Portable Solar Power
April 3, 2011
Filed under Gear Reviews
Battery charging is part of the regular routine for motorhome owners, especially those who frequent areas without hookups. While running a generator will certainly get the job done, and more efficiently with a multistage charger onboard, many owners prefer a more green — and quiet — approach to charging batteries. That’s why solar panels have become so popular.
Solarland Solar Powered Products offers a unique way to capture the sun’s rays with its folding portable solar battery charger. Two 40-watt solar panels are configured in a folding frame that measures 26 by 42 by 2 inches when open, and with adjustable legs can be positioned for spot-on exposure to the sun.
The whole setup is packaged in a polyester carrying bag that’s padded adequately to protect the panels. All the cables are included, allowing connection to the battery via clamps or an accessory receptacle/plug. For motorhome purposes, the battery clamps are used, and there’s more than 16 feet of cable so there’s good versatility in positioning the panels.
To set it up, the panels are unfolded and two legs are extended. You simply connect the battery clamps to the long cable and attach the clamps to the terminals on the battery you want to charge. There are three pretty stout hinges that connect the panels, and holes are provided in the bottom of the frame for pinning to the ground for additional stability. The panels weigh 33 pounds without the case, which increases the total weight to just shy of 40 pounds. Its portability makes it easy to position the panels to take advantage of direct sun — and reposition as the sun moves in the sky.
An automatic solar controller is attached to the rear of one panel and connected to both using junction boxes. The controller has a rated current of 7 amps and will automatically cut out when the batteries are fully charged and when reverse polarity is detected. A switch accommodates lead-acid or gel batteries. When the batteries are charging, a yellow LED is illuminated constantly; yellow and green LEDs will illuminate when the batteries are fully charged.
To test the effectiveness of the panels, we positioned them toward the sun during the most opportune time of the day and hooked them up to the motorhome’s batteries. Using a sophisticated meter, we recorded up to 5.5 amps.
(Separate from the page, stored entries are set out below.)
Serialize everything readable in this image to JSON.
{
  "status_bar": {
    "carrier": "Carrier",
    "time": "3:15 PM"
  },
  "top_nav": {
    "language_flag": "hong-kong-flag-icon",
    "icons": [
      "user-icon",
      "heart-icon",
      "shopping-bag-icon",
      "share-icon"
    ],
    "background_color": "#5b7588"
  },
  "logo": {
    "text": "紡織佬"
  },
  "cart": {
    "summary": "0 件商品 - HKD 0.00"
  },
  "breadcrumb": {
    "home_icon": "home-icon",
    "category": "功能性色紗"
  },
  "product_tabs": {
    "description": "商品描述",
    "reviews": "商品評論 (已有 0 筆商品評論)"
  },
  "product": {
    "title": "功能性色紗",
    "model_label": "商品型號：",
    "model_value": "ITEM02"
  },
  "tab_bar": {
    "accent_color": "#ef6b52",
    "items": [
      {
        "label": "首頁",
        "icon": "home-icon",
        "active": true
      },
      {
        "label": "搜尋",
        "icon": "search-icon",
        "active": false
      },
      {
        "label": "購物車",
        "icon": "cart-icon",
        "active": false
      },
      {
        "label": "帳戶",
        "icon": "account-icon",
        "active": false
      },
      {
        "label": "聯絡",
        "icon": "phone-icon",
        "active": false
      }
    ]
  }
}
Granted, using just one panel is not a practical way to keep up with seriously depleted house batteries during a trip, but it will keep you going minimally if you use 12-volt DC power judiciously and have strong sun exposure for most of the day. It’s also possible to connect up to four panel sets, which changes the dynamics completely. If you struggle with a depleted starting battery while in storage, this panel will serve you well.
The 80-watt system retails for $595; a 120-watt version is $795. The panels may be purchased through: CEA Solar, 602-339-1549, www.rvsolarnow.com.